- Born: July 3, 1902 Takasaki, Gunma, Japan
- Died: July 13, 1967 (aged 65) Kamakura, Kanagawa Japan
- Resting place: Zuisen-ji, Kamakura, Japan
- Education: Keio University
- Occupation: Writer
- Writing career
- Language: Japanese
- Genres: poetry, essays
- Notable awards: Yomiuri Prize (1958) Chōkū Prize (1967) Ministry of Culture Prize (1968)

= Hideo Yoshino =

Japanese writer

Hideo Yoshino (吉野 秀雄, Yoshino Hideo) was a tanka poet in Shōwa period Japan.

==Early life==
Yoshino was born in Takasaki city, Gumma prefecture, as the second son in a family of textile wholesalers. Of weak constitution, he was raised by his grandmother in Tomioka, Gunma. He enrolled in Keio University's School of Economics, but was forced to quit school when he developed tuberculosis with hemoptysis. He relocated from Tokyo to Kamakura in Kanagawa prefecture in 1924, due to its reputation as a healthful environment for people with lung conditions.

While recuperating, he became familiar with the verses of Masaoka Shiki and Itō Sachio, two poets in the Araragi tanka group, and he began to compose verses himself. He was also attracted to the works of Aizu Yaichi and eventually became his pupil. In 1926, he married Hatsu Kuribayashi. However, his health condition steadily worsened in 1926 and 1927, deteriorating from asthma and bronchitis to dyspnea, and with the development of painful anal fistula which required surgery.

==Literary career==
In 1926 Yoshino financed the publication of his own first poetry anthology, Tenjō gishi. He also participated in the literary coterie centered on the literary journal Kawa ("River"), to which he contributed monthly from 1928. Yoshino developed pneumonia in 1929, and was for a time on the critical list and not expected to live. However, after the birth of his son that summer, he recovered. The following year, he travelled to Ibaraki Prefecture and Niigata Prefecture to attend ceremonies centered on the 19th century Buddhist priest-poet, Ryōkan, whose tight, succinct style he attempted to emulate. Yoshino returned to Kamakura in 1931, and devoted his studies to folklore, ancient literature and languages, self-publishing a monthly magazine, Yoshino Fuji Monthly, and holding monthly poetry meetings. He developed a unique style of tanka that was independent of the mainstream Araragi. He also was inspired by the ancient classic from Japanese literature, the Man'yōshū. However, most of his works did not appear in print until after the end of World War II.

Yoshino divorced during World War II, and remarried after the end of the war to the widow of poet Jūkichi Yagi.
In the immediate post-war period, Yoshino was an instructor at the Kamakura Academy, and made a lecture tour together with Masao Kume and Masajirō Kojima to Niigata. He won the Yomiuri Literary Prize in 1958 for his anthology, Yoshino Hideo kashū.
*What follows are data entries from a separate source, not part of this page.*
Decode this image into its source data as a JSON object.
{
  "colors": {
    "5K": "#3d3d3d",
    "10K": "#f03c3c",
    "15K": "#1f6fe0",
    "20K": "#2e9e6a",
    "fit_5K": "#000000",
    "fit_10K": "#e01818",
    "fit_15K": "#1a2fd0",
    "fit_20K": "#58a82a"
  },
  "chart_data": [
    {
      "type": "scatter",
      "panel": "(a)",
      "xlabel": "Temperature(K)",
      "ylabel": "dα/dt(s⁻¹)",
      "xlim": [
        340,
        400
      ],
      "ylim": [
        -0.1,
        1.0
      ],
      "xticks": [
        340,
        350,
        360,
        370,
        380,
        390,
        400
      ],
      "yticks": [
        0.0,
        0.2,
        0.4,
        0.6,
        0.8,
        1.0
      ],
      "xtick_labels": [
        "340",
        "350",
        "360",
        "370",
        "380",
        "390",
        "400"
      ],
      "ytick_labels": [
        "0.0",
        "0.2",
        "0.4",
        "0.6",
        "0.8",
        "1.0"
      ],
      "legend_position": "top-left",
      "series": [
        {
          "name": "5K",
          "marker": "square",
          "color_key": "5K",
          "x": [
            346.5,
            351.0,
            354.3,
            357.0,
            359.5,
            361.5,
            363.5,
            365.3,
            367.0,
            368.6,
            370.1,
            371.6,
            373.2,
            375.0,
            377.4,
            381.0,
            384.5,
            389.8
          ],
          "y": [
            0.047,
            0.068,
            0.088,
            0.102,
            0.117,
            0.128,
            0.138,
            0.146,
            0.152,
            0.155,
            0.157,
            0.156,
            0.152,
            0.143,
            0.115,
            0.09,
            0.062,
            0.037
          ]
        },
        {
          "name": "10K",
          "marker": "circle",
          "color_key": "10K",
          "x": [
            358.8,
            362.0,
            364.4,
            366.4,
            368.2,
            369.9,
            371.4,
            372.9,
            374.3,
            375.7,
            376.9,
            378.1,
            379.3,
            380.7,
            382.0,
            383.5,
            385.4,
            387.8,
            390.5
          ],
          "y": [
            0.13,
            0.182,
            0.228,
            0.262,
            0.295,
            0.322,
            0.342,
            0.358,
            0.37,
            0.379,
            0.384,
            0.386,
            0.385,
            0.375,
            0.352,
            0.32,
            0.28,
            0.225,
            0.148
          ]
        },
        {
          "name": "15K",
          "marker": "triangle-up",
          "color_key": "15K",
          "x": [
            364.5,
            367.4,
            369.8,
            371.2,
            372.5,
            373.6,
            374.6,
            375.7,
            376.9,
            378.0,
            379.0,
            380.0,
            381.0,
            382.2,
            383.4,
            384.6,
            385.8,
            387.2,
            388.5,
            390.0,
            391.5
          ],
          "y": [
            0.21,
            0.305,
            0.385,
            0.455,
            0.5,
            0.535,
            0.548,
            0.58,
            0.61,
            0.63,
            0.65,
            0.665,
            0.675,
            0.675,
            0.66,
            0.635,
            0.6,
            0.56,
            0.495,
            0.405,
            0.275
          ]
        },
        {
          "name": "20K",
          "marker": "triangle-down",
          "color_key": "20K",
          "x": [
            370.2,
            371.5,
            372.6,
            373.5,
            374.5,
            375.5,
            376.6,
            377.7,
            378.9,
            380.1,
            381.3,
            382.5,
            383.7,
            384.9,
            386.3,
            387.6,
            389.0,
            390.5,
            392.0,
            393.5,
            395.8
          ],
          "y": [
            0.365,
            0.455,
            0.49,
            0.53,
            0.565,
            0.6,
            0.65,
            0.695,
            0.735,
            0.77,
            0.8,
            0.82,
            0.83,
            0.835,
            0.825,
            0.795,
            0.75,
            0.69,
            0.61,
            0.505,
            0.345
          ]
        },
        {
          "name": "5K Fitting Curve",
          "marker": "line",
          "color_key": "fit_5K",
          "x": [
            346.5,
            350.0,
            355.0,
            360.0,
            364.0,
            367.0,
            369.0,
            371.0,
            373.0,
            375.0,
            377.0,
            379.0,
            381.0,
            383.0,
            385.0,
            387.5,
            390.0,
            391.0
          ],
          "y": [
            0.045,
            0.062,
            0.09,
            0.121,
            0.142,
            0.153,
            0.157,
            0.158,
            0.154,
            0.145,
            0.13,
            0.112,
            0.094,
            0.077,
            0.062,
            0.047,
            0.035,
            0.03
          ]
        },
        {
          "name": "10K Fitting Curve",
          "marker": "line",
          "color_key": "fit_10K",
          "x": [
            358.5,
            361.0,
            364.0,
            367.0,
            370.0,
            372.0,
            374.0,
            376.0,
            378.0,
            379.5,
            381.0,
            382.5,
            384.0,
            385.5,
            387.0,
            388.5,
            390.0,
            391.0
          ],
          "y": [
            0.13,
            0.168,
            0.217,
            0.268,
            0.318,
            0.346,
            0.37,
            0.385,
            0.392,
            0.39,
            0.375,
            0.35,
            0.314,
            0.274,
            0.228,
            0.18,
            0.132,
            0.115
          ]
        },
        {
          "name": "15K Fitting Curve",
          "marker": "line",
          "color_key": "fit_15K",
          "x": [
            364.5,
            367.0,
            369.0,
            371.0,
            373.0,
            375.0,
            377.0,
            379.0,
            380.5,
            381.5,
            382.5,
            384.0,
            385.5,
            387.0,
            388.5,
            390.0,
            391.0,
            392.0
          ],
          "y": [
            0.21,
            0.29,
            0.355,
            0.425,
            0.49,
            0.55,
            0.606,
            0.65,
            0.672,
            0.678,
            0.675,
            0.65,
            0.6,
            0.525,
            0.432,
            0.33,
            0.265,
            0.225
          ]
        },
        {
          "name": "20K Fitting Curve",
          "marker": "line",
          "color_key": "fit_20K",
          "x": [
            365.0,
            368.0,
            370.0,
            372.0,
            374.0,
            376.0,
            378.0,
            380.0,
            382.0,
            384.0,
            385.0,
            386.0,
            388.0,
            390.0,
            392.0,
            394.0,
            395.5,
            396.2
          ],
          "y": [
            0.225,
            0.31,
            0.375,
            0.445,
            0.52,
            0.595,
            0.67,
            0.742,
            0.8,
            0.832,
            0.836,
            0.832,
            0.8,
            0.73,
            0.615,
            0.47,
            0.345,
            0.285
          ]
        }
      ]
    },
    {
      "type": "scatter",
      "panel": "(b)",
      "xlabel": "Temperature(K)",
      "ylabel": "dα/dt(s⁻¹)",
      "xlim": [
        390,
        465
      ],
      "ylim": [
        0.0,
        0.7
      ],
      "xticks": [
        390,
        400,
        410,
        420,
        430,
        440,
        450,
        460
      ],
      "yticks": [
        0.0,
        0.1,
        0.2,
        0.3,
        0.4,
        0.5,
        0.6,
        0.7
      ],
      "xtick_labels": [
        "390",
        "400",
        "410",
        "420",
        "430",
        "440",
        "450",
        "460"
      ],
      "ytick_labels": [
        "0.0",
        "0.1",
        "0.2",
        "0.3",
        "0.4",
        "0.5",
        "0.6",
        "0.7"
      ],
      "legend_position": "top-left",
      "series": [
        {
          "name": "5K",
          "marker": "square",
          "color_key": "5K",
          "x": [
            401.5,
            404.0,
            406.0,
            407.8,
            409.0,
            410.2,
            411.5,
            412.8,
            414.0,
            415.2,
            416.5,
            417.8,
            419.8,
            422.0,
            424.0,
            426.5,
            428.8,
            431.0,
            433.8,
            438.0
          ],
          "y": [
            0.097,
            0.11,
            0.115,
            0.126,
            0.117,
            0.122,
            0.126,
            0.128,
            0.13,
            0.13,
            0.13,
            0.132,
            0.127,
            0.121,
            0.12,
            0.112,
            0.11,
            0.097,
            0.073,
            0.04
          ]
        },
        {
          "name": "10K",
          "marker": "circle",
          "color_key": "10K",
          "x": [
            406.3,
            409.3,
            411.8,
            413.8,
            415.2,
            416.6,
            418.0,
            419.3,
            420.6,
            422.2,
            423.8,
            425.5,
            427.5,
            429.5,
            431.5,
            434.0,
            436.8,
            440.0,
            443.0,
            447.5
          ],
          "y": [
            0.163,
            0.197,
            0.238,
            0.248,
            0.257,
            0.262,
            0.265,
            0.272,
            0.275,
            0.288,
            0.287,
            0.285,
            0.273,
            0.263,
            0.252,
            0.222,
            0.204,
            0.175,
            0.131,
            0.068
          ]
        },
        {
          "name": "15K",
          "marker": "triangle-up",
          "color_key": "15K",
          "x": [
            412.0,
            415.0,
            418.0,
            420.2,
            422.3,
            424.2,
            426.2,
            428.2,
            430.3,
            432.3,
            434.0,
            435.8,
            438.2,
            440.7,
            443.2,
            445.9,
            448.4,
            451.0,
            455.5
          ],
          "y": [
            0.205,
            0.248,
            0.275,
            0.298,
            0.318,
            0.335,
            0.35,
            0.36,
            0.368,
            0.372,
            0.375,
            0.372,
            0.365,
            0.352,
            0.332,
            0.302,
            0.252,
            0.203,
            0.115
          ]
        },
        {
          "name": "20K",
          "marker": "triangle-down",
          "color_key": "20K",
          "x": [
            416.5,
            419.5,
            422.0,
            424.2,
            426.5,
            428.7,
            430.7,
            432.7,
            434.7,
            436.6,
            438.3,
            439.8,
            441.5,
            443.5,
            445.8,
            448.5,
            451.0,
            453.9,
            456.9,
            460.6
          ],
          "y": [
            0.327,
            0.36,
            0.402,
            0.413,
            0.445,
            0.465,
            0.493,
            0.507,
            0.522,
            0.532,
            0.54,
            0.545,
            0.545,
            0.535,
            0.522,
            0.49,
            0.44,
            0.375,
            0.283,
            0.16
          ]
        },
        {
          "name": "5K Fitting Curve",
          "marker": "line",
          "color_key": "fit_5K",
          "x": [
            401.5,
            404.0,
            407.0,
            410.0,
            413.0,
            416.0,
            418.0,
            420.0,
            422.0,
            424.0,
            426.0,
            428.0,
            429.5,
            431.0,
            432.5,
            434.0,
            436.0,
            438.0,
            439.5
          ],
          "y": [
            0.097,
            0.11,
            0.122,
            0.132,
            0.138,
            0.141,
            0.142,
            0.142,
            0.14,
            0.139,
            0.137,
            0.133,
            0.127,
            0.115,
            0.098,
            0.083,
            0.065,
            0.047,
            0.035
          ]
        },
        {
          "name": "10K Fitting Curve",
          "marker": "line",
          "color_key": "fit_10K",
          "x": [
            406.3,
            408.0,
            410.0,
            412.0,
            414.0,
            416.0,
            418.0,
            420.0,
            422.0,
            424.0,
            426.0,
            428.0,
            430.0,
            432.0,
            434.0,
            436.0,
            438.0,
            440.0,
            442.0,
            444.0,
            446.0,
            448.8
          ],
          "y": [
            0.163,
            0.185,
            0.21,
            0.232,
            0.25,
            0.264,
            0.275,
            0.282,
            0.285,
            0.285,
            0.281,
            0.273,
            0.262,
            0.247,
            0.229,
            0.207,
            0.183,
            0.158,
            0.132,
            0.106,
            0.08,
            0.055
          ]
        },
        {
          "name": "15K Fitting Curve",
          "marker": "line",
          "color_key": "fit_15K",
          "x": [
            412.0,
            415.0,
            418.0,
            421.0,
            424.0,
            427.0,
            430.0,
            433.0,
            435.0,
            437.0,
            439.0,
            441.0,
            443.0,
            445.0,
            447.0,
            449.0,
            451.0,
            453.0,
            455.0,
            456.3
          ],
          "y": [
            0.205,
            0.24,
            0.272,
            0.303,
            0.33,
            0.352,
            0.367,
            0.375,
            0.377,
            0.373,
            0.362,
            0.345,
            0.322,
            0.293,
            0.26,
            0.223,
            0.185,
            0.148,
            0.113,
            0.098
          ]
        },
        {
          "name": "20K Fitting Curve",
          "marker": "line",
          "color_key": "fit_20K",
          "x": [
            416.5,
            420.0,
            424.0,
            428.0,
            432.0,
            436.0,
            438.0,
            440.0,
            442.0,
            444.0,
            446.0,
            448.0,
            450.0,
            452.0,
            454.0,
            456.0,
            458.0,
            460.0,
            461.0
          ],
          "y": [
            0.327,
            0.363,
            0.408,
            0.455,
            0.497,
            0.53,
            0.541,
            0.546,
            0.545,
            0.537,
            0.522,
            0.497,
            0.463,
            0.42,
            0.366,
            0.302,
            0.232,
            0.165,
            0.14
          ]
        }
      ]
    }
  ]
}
In the 1960s, Yoshino was known for his studies on Ryōkan. His anthologies include Seiin shū ("The Clear and Cloudy Collection", 1967) and Kansen shū ("The Autumn Cicada Collection", 1974).Yoshino also wrote a number of essays, including Yawarakana Kokoro ("Soft heart") and Korokono Furusato ("Home is the heart").

Suffering from ill health all of his life, Yoshino added diabetes and rheumatism to his ailments before his death in 1967. His grave is at the temple of Zuisen-ji in Kamakura.